Why the compressed version has lower error?

jkorn

@chenh1 My guess is that sometimes the low weight connections may provide not-so-helpful information about non-dominant features, and the weights assigned to those connections are significant enough that, after propagating through many layers of the DNN, the result might be slightly changed. For instance, perhaps in slide 4 where it identified part of the woman's hair as a cat, maybe small areas of that region suggested it is similar to a cat (eg. hair, shape, color), so in the end these accumulate and it recognizes that area as cat. But in pruning those low-weight connections along the way, although it is lossy, it actually causes a more correct output. I'm sure there are plenty of cases where pruning low-weight connections causes more error, but I guess in their tests those cases didn't appear as often.

pagerank

The finding of @chenh1 is really interesting: pruned version can have a lower error rate than the original one. This reminds me of regularizations in the loss functions, which prevent overfitting by preferring simpler models.

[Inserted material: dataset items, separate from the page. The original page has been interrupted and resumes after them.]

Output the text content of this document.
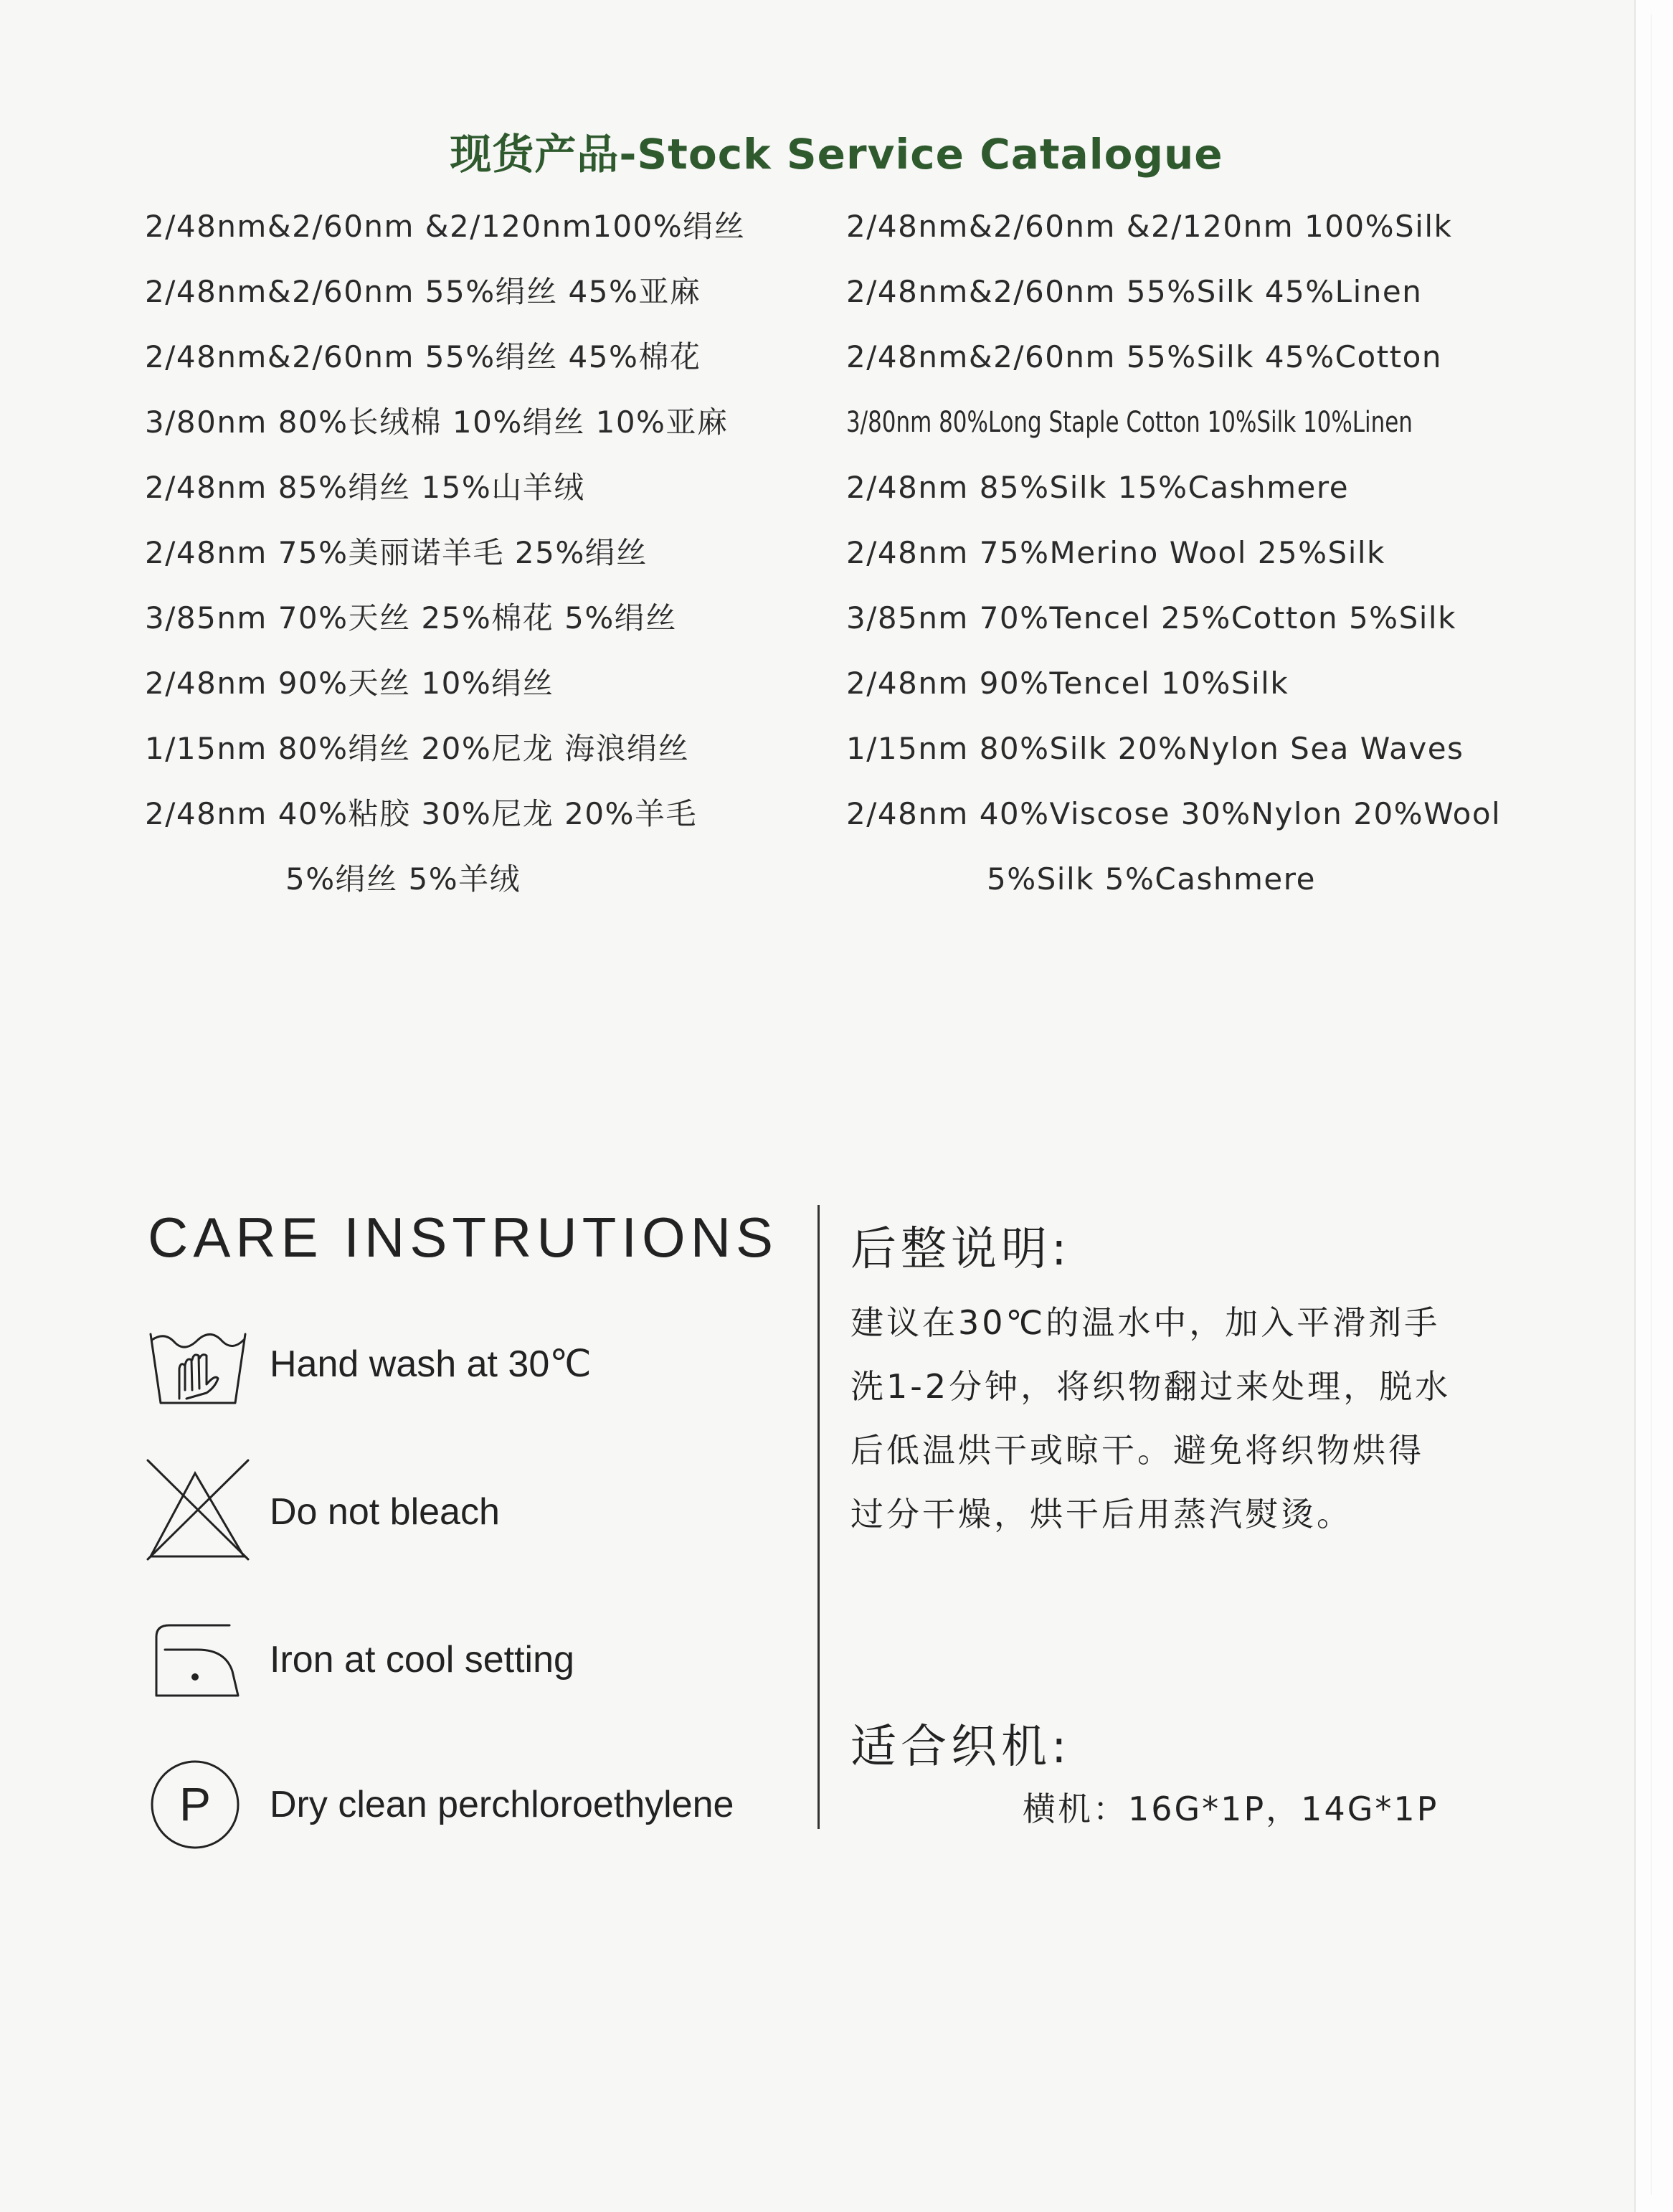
现货产品-Stock Service Catalogue
2/48nm&2/60nm &2/120nm100%绢丝
2/48nm&2/60nm 55%绢丝 45%亚麻
2/48nm&2/60nm 55%绢丝 45%棉花
3/80nm 80%长绒棉 10%绢丝 10%亚麻
2/48nm 85%绢丝 15%山羊绒
2/48nm 75%美丽诺羊毛 25%绢丝
3/85nm 70%天丝 25%棉花 5%绢丝
2/48nm 90%天丝 10%绢丝
1/15nm 80%绢丝 20%尼龙 海浪绢丝
2/48nm 40%粘胶 30%尼龙 20%羊毛
5%绢丝 5%羊绒
2/48nm&2/60nm &2/120nm 100%Silk
2/48nm&2/60nm 55%Silk 45%Linen
2/48nm&2/60nm 55%Silk 45%Cotton
3/80nm 80%Long Staple Cotton 10%Silk 10%Linen
2/48nm 85%Silk 15%Cashmere
2/48nm 75%Merino Wool 25%Silk
3/85nm 70%Tencel 25%Cotton 5%Silk
2/48nm 90%Tencel 10%Silk
1/15nm 80%Silk 20%Nylon Sea Waves
2/48nm 40%Viscose 30%Nylon 20%Wool
5%Silk 5%Cashmere
CARE INSTRUTIONS
Hand wash at 30℃
Do not bleach
Iron at cool setting
P Dry clean perchloroethylene
后整说明:
建议在30℃的温水中，加入平滑剂手
洗1-2分钟，将织物翻过来处理，脱水
后低温烘干或晾干。避免将织物烘得
过分干燥，烘干后用蒸汽熨烫。
适合织机:
横机：16G*1P，14G*1P
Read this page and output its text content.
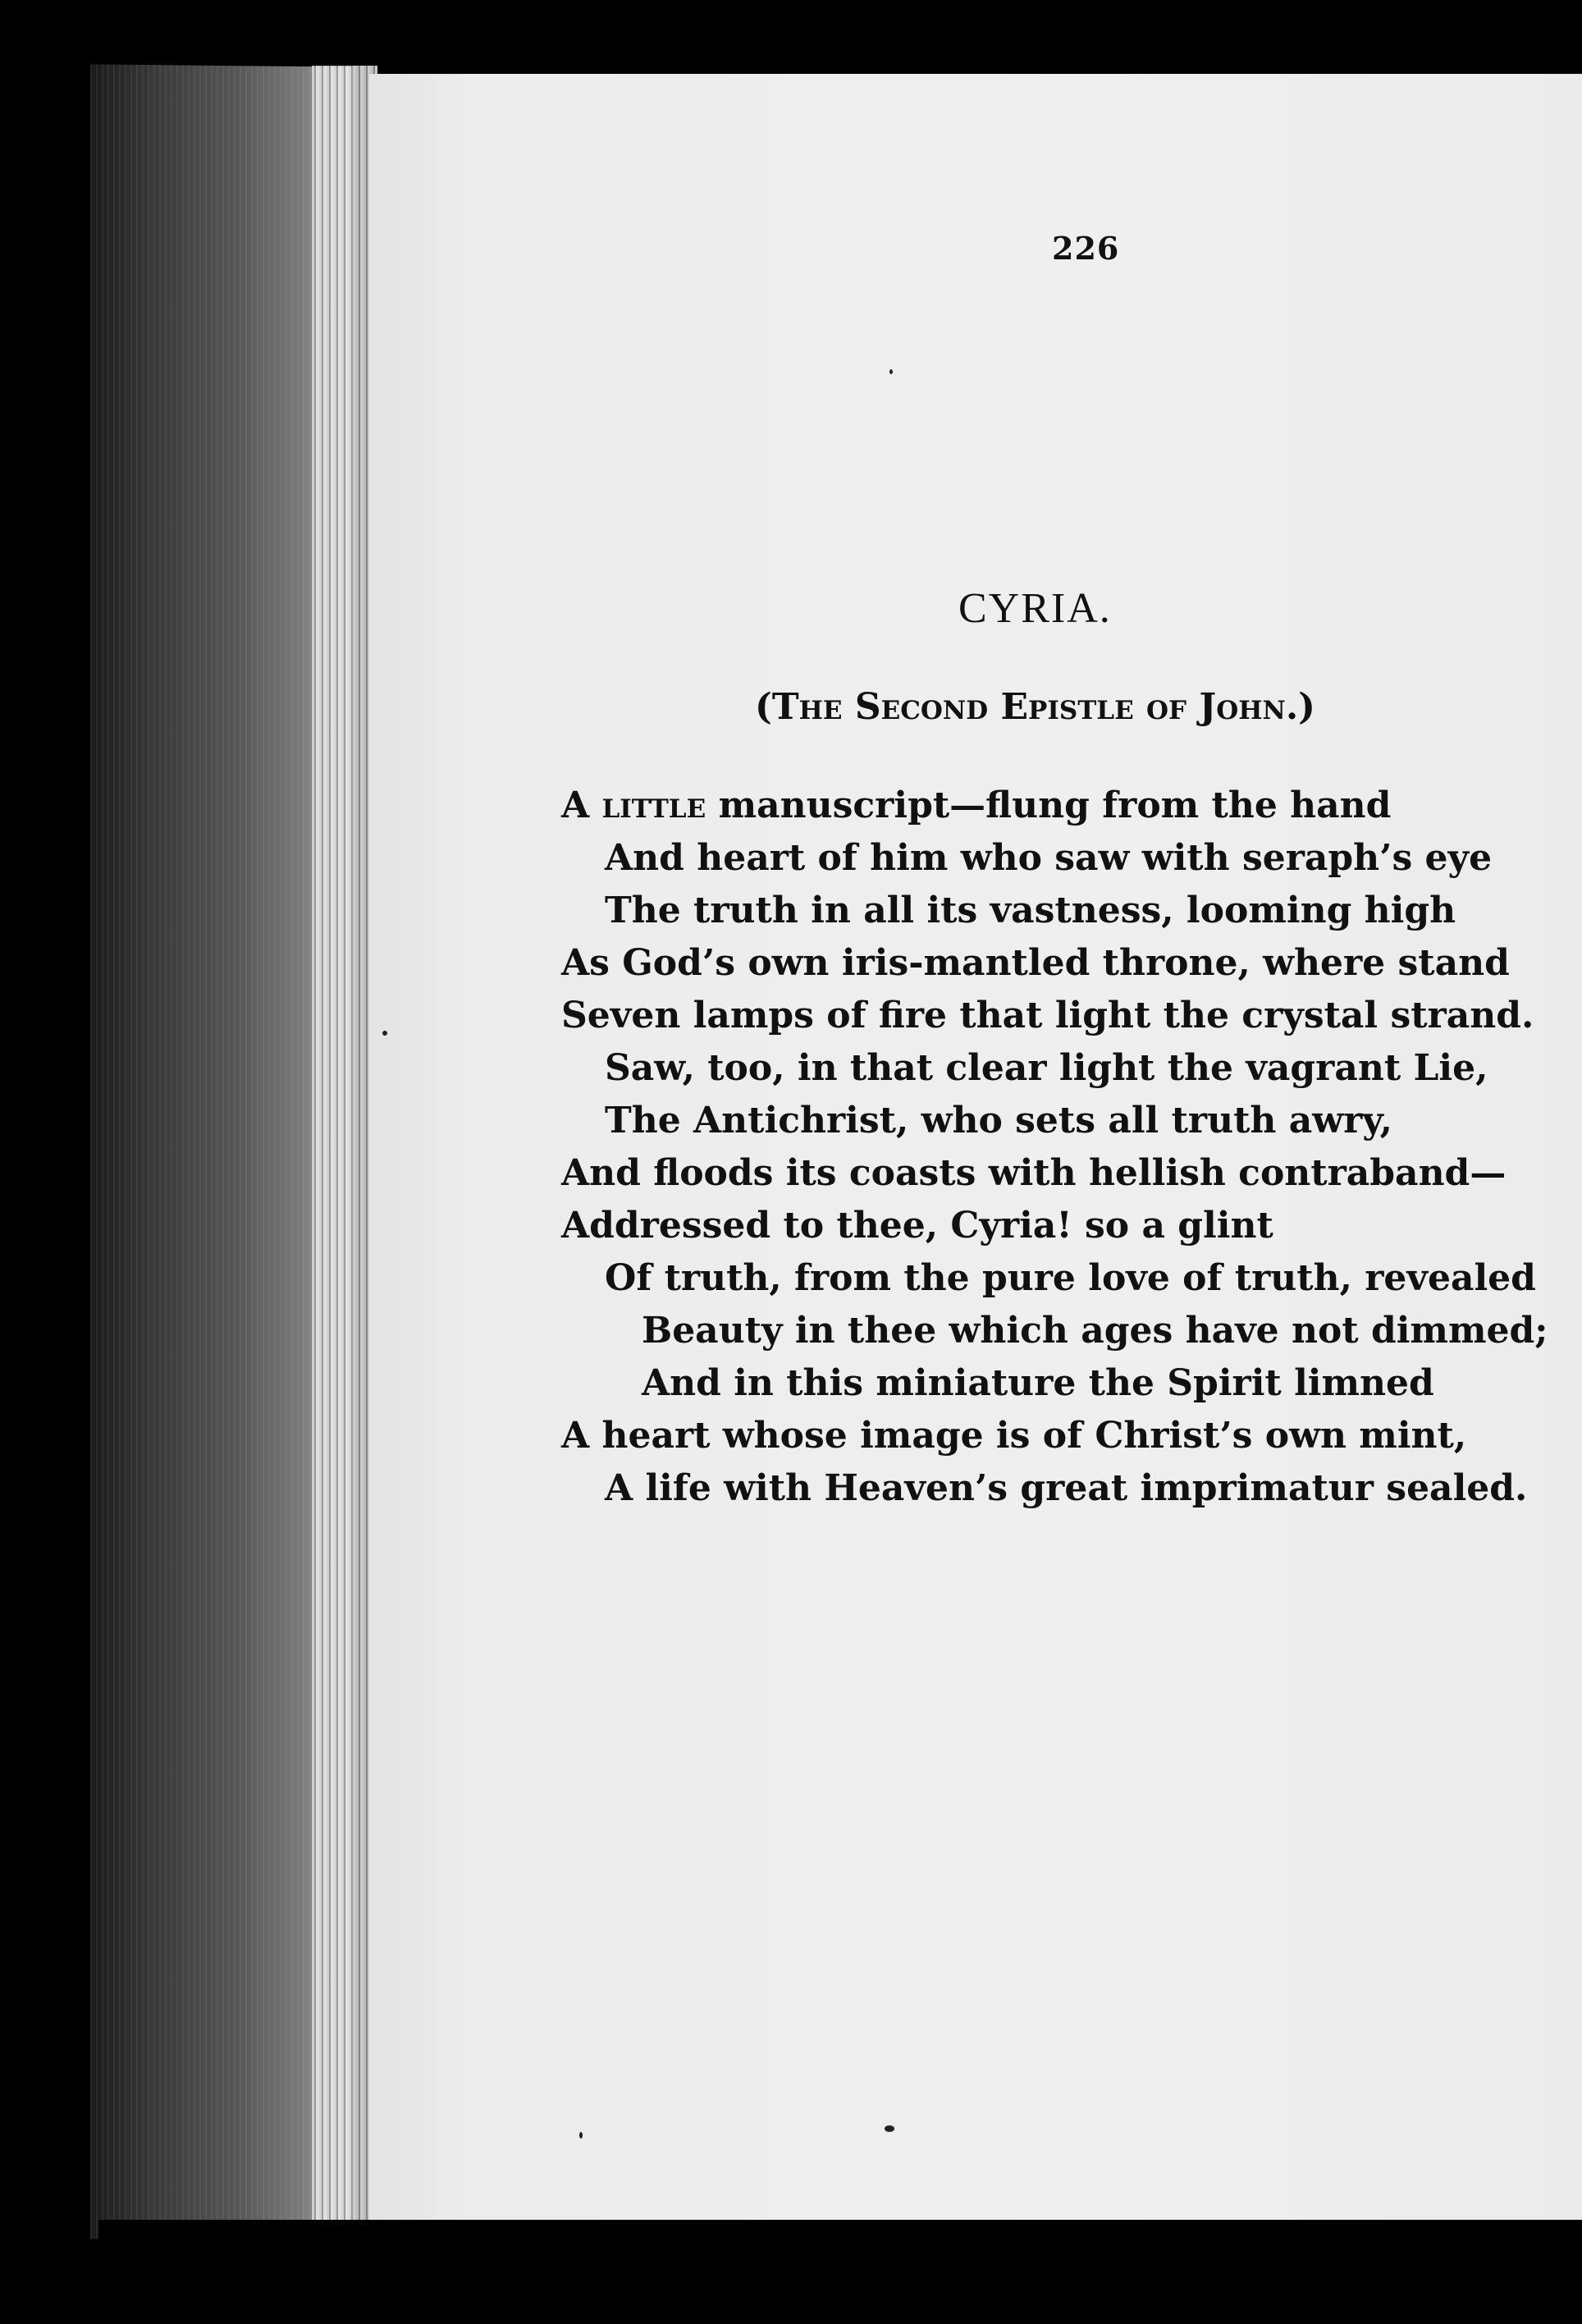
226
CYRIA.
(The Second Epistle of John.)
A little manuscript—flung from the hand
And heart of him who saw with seraph’s eye
The truth in all its vastness, looming high
As God’s own iris-mantled throne, where stand
Seven lamps of fire that light the crystal strand.
Saw, too, in that clear light the vagrant Lie,
The Antichrist, who sets all truth awry,
And floods its coasts with hellish contraband—
Addressed to thee, Cyria! so a glint
Of truth, from the pure love of truth, revealed
Beauty in thee which ages have not dimmed;
And in this miniature the Spirit limned
A heart whose image is of Christ’s own mint,
A life with Heaven’s great imprimatur sealed.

Also, it looks similar to "dropout", an interesting regularization technique for reducing overfitting by dropping out units in a neural network. Regularization during training is definitely different from dropping small weights in the evaluation, but I believe they may have some connections.

paracon

Though we are compute bound, it makes sense to have compression/decompression to reduce energy consumption.

googlebleh

To elaborate on @paracon's comment, being compute bound doesn't have much to do with the motivation for using compression. It is simply because the energy required to store the uncompressed graph for the duration it is in memory outweighs the energy needed to quickly decompress it when it needs to be used.

googlebleh

If latency of decompressing the data is holding back performance, some systems can choose to implement it in hardware. Here's an example, which claims that the difference in latency to uncompressed memory is negligible.